Segundo os pesquisadores, o levantamento amplia o conhecimento sobre a contaminação dos ecossistemas marinhos profundos brasileiros. Por isso, o principal desafio agora é identificar a origem dos contaminantes e compreender seus efeitos sobre a fauna que habita essas regiões.
Entre os poluentes encontrados estão os PCBs (bifenilas policloradas), utilizados historicamente como isolantes elétricos, e os PBDEs (éteres difenílicos polibromados), empregados como retardantes de chamas. Sendo assim, nos sedimentos foram detectados apenas PCBs, enquanto nos peixes de profundidade as duas classes de contaminantes foram registradas.
Compostos
Os compostos foram encontrados em espécies como Parasudis truculenta, Hoplostethus occidentalis, Coelorinchus marinii e Neoscopelus macrolepidotus. Essas substâncias são conhecidas pela elevada resistência à degradação ambiental e pela capacidade de se acumular ao longo da cadeia alimentar.
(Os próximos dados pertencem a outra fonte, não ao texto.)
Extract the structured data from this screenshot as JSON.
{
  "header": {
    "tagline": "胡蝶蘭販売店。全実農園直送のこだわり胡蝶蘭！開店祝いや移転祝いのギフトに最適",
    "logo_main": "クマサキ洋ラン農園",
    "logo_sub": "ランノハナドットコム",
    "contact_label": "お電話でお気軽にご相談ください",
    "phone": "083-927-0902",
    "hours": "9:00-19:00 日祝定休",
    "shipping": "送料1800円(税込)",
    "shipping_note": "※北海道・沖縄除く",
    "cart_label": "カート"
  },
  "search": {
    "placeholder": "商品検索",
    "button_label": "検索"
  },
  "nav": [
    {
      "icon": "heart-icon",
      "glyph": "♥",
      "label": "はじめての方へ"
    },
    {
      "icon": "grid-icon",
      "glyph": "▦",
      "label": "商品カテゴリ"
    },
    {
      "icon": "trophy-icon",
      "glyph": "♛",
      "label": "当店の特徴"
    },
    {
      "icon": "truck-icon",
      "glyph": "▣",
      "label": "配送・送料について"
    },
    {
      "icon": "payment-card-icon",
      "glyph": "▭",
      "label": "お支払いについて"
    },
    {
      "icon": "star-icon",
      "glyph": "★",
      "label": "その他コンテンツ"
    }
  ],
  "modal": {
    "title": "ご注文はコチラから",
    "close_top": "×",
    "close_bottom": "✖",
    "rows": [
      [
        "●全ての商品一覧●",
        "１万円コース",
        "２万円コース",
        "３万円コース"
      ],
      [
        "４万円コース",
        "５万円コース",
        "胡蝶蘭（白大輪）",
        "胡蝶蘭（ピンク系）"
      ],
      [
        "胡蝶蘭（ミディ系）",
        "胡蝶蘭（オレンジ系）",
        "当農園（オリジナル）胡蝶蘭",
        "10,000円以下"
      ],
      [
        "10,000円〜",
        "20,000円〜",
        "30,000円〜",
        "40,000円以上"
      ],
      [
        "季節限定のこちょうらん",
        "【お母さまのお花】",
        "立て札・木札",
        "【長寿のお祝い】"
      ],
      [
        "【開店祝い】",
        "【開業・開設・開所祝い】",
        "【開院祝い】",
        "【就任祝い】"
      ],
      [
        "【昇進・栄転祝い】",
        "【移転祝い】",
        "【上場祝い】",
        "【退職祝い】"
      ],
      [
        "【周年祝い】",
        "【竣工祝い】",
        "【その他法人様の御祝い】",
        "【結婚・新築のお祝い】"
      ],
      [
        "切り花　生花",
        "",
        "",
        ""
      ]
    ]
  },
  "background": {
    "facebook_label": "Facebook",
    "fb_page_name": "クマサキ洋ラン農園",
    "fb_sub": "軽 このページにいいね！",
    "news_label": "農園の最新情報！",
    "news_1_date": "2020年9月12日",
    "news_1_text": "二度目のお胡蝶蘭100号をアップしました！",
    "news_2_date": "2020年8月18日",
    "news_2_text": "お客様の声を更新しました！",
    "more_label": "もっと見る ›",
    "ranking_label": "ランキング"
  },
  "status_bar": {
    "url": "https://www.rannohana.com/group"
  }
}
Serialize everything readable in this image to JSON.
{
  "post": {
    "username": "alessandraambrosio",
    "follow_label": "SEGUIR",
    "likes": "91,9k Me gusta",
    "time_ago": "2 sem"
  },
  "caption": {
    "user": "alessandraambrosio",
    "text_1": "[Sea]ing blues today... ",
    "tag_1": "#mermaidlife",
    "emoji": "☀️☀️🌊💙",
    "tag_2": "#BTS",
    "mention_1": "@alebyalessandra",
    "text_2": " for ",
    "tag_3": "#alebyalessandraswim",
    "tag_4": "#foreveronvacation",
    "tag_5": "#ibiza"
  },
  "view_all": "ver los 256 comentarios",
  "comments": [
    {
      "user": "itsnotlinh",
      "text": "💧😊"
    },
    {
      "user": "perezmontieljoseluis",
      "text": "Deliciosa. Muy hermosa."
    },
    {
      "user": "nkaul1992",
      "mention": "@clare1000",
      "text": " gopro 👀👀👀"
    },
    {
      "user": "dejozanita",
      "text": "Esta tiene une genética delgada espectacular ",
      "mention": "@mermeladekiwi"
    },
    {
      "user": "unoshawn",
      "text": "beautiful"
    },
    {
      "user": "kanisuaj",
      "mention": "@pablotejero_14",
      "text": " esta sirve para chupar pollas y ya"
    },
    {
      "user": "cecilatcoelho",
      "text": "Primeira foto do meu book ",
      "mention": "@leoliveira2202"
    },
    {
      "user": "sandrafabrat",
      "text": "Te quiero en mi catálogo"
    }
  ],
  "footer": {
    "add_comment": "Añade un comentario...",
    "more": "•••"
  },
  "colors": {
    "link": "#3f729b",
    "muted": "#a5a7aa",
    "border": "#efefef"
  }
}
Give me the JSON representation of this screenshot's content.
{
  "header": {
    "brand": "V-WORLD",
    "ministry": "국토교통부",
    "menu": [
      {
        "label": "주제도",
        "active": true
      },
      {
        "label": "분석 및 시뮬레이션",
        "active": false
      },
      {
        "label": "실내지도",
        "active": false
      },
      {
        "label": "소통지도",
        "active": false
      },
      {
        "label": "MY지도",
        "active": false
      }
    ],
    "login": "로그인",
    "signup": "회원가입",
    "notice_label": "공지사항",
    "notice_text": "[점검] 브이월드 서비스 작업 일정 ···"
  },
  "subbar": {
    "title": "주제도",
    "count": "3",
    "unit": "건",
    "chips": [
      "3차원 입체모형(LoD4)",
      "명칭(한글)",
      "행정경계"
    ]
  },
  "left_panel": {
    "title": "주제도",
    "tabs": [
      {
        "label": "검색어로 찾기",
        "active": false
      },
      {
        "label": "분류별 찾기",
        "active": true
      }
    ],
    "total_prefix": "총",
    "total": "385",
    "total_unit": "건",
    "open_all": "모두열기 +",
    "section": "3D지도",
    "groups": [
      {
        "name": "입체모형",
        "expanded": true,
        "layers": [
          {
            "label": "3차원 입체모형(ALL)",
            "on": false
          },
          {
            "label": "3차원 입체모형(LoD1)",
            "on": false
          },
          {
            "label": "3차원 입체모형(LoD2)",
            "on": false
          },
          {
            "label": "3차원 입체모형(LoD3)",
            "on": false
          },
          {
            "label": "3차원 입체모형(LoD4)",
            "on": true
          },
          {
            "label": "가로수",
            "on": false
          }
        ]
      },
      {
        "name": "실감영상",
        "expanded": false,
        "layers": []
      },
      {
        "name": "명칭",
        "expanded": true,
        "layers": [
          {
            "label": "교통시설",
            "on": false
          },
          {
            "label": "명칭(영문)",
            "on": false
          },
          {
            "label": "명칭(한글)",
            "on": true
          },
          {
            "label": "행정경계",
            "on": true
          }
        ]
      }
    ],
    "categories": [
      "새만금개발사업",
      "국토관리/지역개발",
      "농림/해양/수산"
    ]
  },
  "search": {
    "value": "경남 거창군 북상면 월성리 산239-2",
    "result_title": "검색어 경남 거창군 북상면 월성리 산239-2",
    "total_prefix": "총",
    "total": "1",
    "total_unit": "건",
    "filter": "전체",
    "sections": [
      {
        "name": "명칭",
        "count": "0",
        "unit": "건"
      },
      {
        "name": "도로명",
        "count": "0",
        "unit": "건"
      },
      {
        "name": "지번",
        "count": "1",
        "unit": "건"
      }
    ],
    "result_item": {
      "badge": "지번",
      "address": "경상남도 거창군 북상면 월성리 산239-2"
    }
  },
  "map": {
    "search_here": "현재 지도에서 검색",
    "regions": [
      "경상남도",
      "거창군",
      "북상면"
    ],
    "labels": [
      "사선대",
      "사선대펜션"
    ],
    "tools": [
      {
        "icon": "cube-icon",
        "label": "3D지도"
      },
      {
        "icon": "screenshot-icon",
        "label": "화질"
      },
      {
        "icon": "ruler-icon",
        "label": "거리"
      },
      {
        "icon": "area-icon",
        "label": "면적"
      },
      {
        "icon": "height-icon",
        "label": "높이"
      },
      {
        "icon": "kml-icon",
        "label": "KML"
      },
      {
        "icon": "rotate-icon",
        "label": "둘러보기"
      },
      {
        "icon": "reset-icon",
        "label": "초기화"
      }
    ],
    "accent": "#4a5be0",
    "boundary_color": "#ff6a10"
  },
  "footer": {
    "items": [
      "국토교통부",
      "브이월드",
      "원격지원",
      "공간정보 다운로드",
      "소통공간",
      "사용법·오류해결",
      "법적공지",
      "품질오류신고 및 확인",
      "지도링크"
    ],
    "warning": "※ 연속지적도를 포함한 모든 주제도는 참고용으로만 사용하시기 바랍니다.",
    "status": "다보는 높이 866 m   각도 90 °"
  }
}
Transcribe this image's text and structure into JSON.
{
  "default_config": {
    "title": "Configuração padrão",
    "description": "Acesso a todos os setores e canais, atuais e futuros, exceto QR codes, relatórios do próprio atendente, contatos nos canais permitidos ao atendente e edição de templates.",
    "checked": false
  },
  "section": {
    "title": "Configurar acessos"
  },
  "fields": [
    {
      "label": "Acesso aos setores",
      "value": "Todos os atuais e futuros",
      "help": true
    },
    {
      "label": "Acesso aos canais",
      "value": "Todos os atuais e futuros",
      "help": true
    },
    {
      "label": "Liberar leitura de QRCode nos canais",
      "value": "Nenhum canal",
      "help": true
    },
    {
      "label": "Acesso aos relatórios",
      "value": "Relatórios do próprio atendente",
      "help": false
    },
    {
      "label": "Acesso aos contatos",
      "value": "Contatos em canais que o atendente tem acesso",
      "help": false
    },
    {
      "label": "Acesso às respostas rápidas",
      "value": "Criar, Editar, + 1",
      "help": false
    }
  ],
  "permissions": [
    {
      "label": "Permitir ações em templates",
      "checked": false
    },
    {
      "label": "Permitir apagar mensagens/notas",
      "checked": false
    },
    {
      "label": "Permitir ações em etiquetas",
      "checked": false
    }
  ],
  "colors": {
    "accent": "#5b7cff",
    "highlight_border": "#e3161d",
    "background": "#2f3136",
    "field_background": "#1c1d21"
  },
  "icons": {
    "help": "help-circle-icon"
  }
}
Além dos POPs, a pesquisa investigou a ocorrência de microplásticos em nove espécies de invertebrados marinhos. Os resultados mostraram que organismos que vivem em grandes profundidades já estão expostos à poluição plástica. Contudo, o maior número de partículas foi identificado no pepino-do-mar Deima validum, espécie que se alimenta de matéria orgânica depositada no fundo oceânico.
Entre os materiais detectados estão poliamida, poliacrilonitrila, poliariletercetona, poliestireno e polissulfeto, polímeros amplamente utilizados pela indústria têxtil e por atividades industriais. Por isso, parte desses resíduos pode estar relacionada às operações offshore desenvolvidas na própria Bacia de Santos.
Ademais, para garantir a confiabilidade dos resultados, protocolos rigorosos foram adotados durante as análises laboratoriais, reduzindo o risco de contaminação externa das amostras.
Cientistas
Os cientistas destacam que o estudo representa uma etapa inicial e que novas pesquisas serão necessárias para avaliar a extensão da contaminação e seus impactos sobre os ecossistemas marinhos profundos. Entretanto, segundo os autores, os resultados reforçam a importância do monitoramento contínuo dessas áreas, consideradas fundamentais para a conservação da biodiversidade oceânica.